WASHINGTON – The May 1 vote in the House Armed Services Committee authorizing a fiscal year military budget of $383.4 billion has drawn sharp criticism from peace and social justice groups who denounced the military-industrial complex for devouring billions of dollars that could be better spent to meet the nation’s crying needs in education, the environment, health and other social programs. The committee also approved a separate $10 billion military contingency fund.

The legislation, representing a $45.3 billion increase over spending in FY 2002, is the largest increase in military spending since 1966 at the height of the Vietnam War. It is the first step in a $2.5 trillion, five-year spending spree for weapons systems such as the F-22 fighter, the Crusader artillery system and Star Wars. Rep. Cynthia McKinney (D-GA) cast the lone vote against the measures when they cleared the committee by a 57-1 vote.

“I think the impact of the military budget in crippling our ability to meet human needs at home is enormous,” said Ruth Benn, a researcher for the War Resisters League (WRL) and author of a widely circulated leaflet titled, “Where Your Income Tax Money Really Goes.” Benn said that $876 billion, some 46 percent of the FY 2003 budget will go to pay for past, current and future wars, including interest on the national debt, as well as current operations and weapons.

“If you prepare for war, you are going to have war,” she told the World. Benn charged that top military contractors, such as GE, General Dynamics, Lockheed Martin and Boeing, are reaping huge profits from the swollen arms budget.

Scott Lynch, spokesman for Peace Action, cited the $11 billion Crusader artillery system as a classic example of the workings of the military-industrial complex. Lynch pointed to the actions of Army Secretary Thomas E. White, a former Enron Vice President, who is under investigation.

Defense Secretary Donald Rumsfeld alleges that White telephoned key Republican lawmakers earlier this month to tip them off that he planned to cancel the Crusader system. The $11 billion system is produced by United Defense, an Oklahoma-based subsidiary of the Carlyle Group, which has ties to the Bush family. This whole fight highlights some of the internal contradictions in the administration and the corporate interests they represent.

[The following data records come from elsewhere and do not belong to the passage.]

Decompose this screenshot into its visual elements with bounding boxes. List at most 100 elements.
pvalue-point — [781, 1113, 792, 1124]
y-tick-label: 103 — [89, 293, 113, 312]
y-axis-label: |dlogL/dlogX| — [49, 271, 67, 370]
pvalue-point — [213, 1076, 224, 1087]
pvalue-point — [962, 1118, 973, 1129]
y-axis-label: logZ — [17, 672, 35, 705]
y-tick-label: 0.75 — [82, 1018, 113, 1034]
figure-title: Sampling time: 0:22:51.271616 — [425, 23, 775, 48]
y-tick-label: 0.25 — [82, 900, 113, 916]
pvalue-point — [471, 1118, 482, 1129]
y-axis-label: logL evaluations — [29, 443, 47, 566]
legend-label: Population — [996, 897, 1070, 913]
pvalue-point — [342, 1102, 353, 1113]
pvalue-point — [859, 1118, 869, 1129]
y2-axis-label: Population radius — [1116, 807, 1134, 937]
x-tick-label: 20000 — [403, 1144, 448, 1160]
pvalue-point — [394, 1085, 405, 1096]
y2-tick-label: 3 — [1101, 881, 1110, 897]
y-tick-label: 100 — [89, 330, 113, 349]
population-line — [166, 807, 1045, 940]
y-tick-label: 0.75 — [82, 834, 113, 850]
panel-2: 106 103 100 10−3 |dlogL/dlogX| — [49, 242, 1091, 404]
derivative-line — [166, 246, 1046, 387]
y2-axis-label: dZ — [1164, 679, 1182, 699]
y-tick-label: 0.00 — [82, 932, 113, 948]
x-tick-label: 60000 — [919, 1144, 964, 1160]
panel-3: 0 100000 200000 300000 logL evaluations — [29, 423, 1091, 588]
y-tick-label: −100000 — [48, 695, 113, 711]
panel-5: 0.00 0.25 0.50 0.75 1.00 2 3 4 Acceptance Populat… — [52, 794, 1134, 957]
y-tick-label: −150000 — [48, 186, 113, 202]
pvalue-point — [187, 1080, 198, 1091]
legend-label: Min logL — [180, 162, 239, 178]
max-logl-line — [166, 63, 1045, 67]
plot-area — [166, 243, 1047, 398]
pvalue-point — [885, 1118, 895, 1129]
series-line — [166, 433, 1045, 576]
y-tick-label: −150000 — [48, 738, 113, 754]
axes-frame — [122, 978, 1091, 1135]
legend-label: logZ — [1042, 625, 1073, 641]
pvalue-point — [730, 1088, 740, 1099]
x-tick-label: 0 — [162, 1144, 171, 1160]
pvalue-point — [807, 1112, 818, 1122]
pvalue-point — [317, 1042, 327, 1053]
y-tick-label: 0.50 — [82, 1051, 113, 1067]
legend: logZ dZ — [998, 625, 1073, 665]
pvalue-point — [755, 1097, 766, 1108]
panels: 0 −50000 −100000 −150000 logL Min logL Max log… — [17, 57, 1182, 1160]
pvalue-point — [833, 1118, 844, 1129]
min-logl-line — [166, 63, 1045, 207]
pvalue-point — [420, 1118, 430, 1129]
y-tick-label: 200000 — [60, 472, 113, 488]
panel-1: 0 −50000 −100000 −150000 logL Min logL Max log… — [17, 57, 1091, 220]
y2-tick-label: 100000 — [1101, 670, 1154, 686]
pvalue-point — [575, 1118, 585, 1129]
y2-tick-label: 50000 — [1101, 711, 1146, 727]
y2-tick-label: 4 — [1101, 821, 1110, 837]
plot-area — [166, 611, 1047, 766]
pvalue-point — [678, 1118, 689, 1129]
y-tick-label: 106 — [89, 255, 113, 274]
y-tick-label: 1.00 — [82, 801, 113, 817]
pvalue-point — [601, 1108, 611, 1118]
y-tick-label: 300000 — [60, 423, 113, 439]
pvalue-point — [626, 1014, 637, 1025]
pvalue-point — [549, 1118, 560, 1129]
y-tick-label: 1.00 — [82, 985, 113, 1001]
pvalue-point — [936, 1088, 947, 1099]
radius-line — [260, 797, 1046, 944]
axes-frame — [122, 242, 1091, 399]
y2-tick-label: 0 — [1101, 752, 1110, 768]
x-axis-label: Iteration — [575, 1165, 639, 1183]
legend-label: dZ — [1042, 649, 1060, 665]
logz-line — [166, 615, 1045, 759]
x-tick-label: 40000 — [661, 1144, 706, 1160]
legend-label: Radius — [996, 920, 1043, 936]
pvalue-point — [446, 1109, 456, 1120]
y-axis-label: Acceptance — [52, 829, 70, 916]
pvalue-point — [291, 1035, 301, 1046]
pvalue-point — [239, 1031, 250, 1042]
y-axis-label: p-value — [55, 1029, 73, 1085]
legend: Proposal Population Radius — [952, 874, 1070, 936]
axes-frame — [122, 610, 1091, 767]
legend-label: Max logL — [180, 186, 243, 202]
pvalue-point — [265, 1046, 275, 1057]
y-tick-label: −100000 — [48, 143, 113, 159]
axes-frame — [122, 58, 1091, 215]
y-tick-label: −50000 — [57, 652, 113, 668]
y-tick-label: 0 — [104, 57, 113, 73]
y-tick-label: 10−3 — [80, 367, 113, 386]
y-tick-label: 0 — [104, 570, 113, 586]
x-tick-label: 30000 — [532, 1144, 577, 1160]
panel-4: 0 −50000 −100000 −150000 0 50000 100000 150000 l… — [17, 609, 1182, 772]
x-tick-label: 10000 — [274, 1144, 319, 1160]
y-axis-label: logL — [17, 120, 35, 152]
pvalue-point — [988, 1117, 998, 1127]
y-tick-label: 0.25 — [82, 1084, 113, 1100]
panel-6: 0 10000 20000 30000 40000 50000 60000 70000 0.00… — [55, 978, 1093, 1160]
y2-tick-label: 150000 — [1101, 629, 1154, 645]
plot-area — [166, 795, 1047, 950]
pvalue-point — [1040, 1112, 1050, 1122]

“These Bush officials are poster children of what is wrong with American politics,” Lynch told the World. “Many of them came straight out of the military-industrial complex.” Lynch said there is an orgy of military spending and all these weapons are being funded adding: “President Eisenhower’s warning about the military-industrial complex has come to fruition.”

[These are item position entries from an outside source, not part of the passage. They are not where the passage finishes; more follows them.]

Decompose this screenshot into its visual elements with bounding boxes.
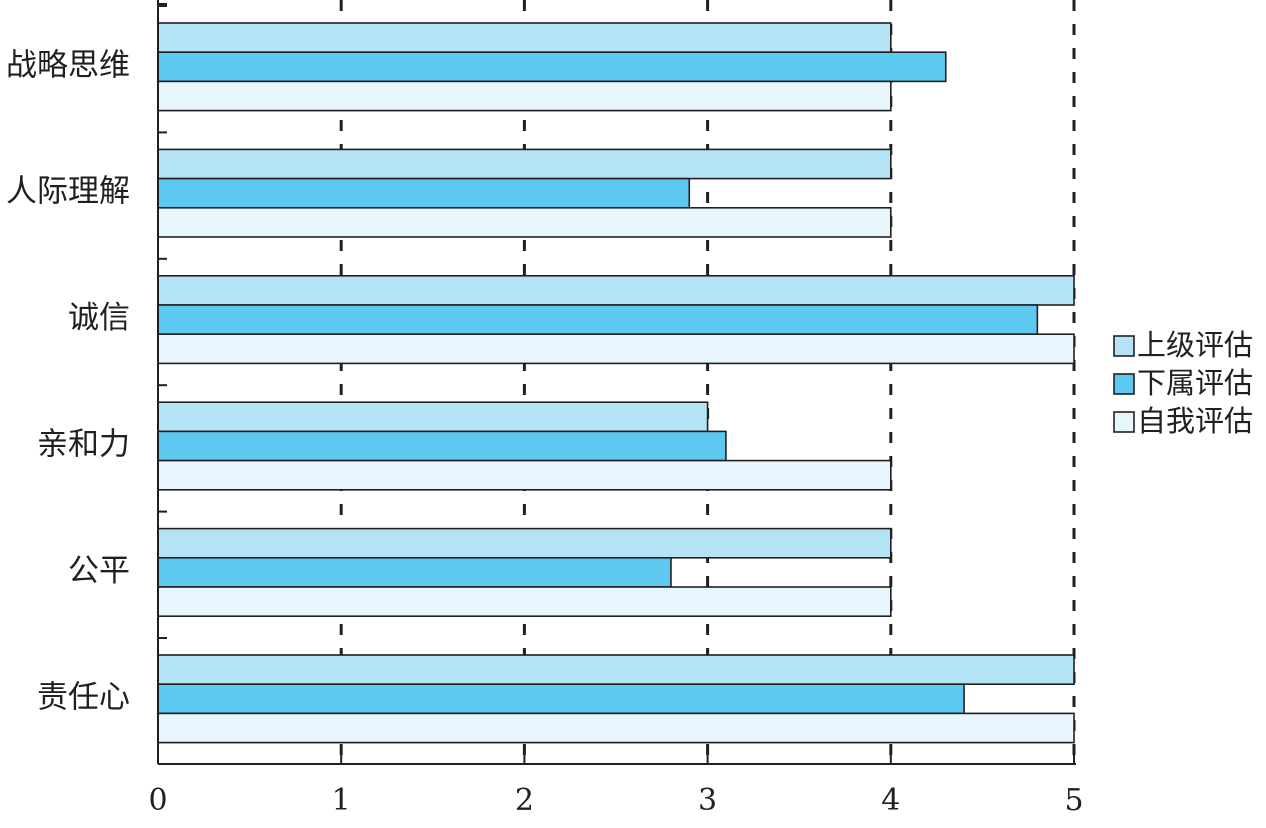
category-label: 亲和力 [37,427,130,463]
bar-6-3 [157,712,1075,744]
bar-3-1 [157,274,1075,306]
bar-4-1 [157,401,709,433]
x-tick-label: 0 [148,783,167,818]
legend-label: 上级评估 [1137,328,1253,362]
bar-6-1 [157,654,1075,686]
bar-1-1 [157,22,892,54]
bar-5-3 [157,586,892,618]
bars-layer [157,22,1075,744]
x-tick-label: 5 [1064,783,1083,818]
bar-2-2 [157,177,691,209]
legend-swatch-1 [1113,335,1135,357]
x-tick-label: 3 [698,783,717,818]
x-tick-label: 2 [515,783,534,818]
bar-4-2 [157,430,727,462]
bar-2-3 [157,207,892,238]
x-tick-label: 1 [332,783,351,818]
grid-layer [339,0,1076,764]
category-label: 战略思维 [6,47,130,83]
bar-5-1 [157,527,892,559]
bar-4-3 [157,459,892,491]
legend-label: 下属评估 [1137,366,1253,400]
x-tick-label: 4 [881,783,900,818]
category-label: 人际理解 [6,174,130,210]
bar-6-2 [157,683,965,715]
bar-1-3 [157,80,892,112]
bar-3-3 [157,333,1075,365]
bar-3-2 [157,304,1039,336]
category-label: 公平 [68,553,130,589]
bar-5-2 [157,556,672,588]
legend-swatch-2 [1113,373,1135,395]
category-label: 责任心 [37,679,130,715]
legend-swatch-3 [1113,411,1135,433]
bar-2-1 [157,148,892,180]
bar-1-2 [157,51,947,83]
category-label: 诚信 [68,300,130,336]
legend-label: 自我评估 [1137,404,1253,438]
axis-layer [157,0,1076,765]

Bush’s military buildup comes in the midst of a recession that has sharply reduced tax revenues and a budget crisis created by last year’s $2 trillion tax cut for Big Business and the rich. The budget surpluses once enjoyed by federal, state, and local governments have vanished, with states’ combined deficits of more than $70 billion.

While waste continues unabated in the Pentagon, social programs are cut, under-funded or “zeroed out.” The budget resolution that cleared the House earlier this year cut $700 million in job training and employment programs, $85 million to train doctors in children’s hospitals, $596 million from the Department of Education, $9 million from worker safety programs, $268 million from Community Block Grants to states, and $417 million to repair public housing.

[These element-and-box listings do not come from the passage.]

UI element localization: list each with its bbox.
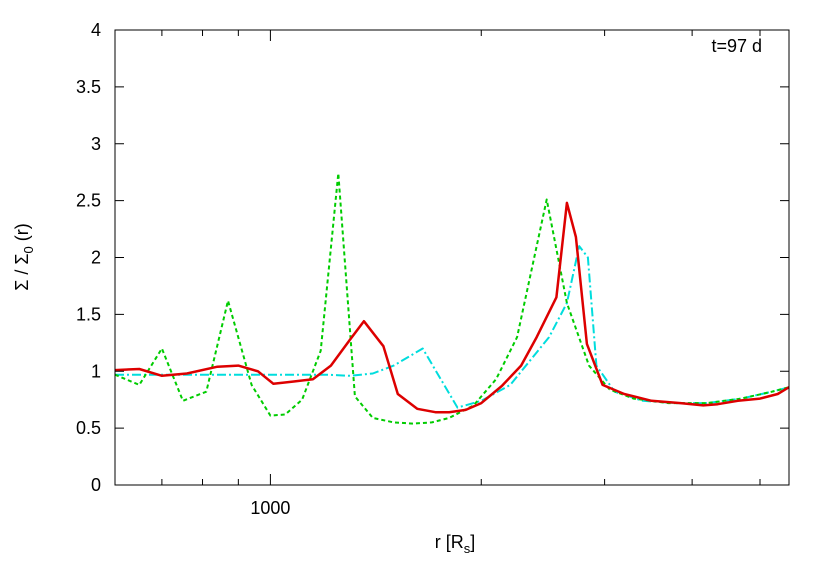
x-axis-label: r [Rs]: [435, 532, 476, 556]
y-axis-label: Σ / Σ0 (r): [12, 223, 36, 290]
y-axis-ticks: 0 0.5 1 1.5 2 2.5 3 3.5 4: [76, 20, 789, 495]
x-tick-label: 1000: [250, 498, 290, 518]
y-tick-label: 0: [91, 475, 101, 495]
series-line-1: [115, 245, 790, 409]
series-line-3: [114, 201, 790, 414]
y-tick-label: 2: [91, 248, 101, 268]
y-tick-label: 1: [91, 361, 101, 381]
series-line-2: [114, 172, 790, 425]
y-tick-label: 1.5: [76, 304, 101, 324]
series-layer: [114, 172, 790, 425]
annotation-time: t=97 d: [711, 36, 762, 56]
y-tick-label: 4: [91, 20, 101, 40]
x-axis-ticks: 1000: [161, 30, 761, 518]
y-tick-label: 2.5: [76, 191, 101, 211]
y-tick-label: 3.5: [76, 77, 101, 97]
y-tick-label: 3: [91, 134, 101, 154]
y-tick-label: 0.5: [76, 418, 101, 438]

Although Bush had to retreat on plans to cut the Pell Grant Program, which enables minority and working-class youth to attend college, the White House continues to whittle away at the student loan program. And here, as is the case in a growing number of instances, the administration is faced with a growing backlash.

“All over the country, students and their families are facing tuition increases that endanger their dreams of a college education,” said Julia Beatty, president of the United States Student Association. “The financial aid funding that was proposed in the administration’s budget is woefully inadequate.”

All this points to the fact that in order to stop the unending war policies of the Bush administration, it’s going to come down to the majority of American people demanding ‘butter, not guns.’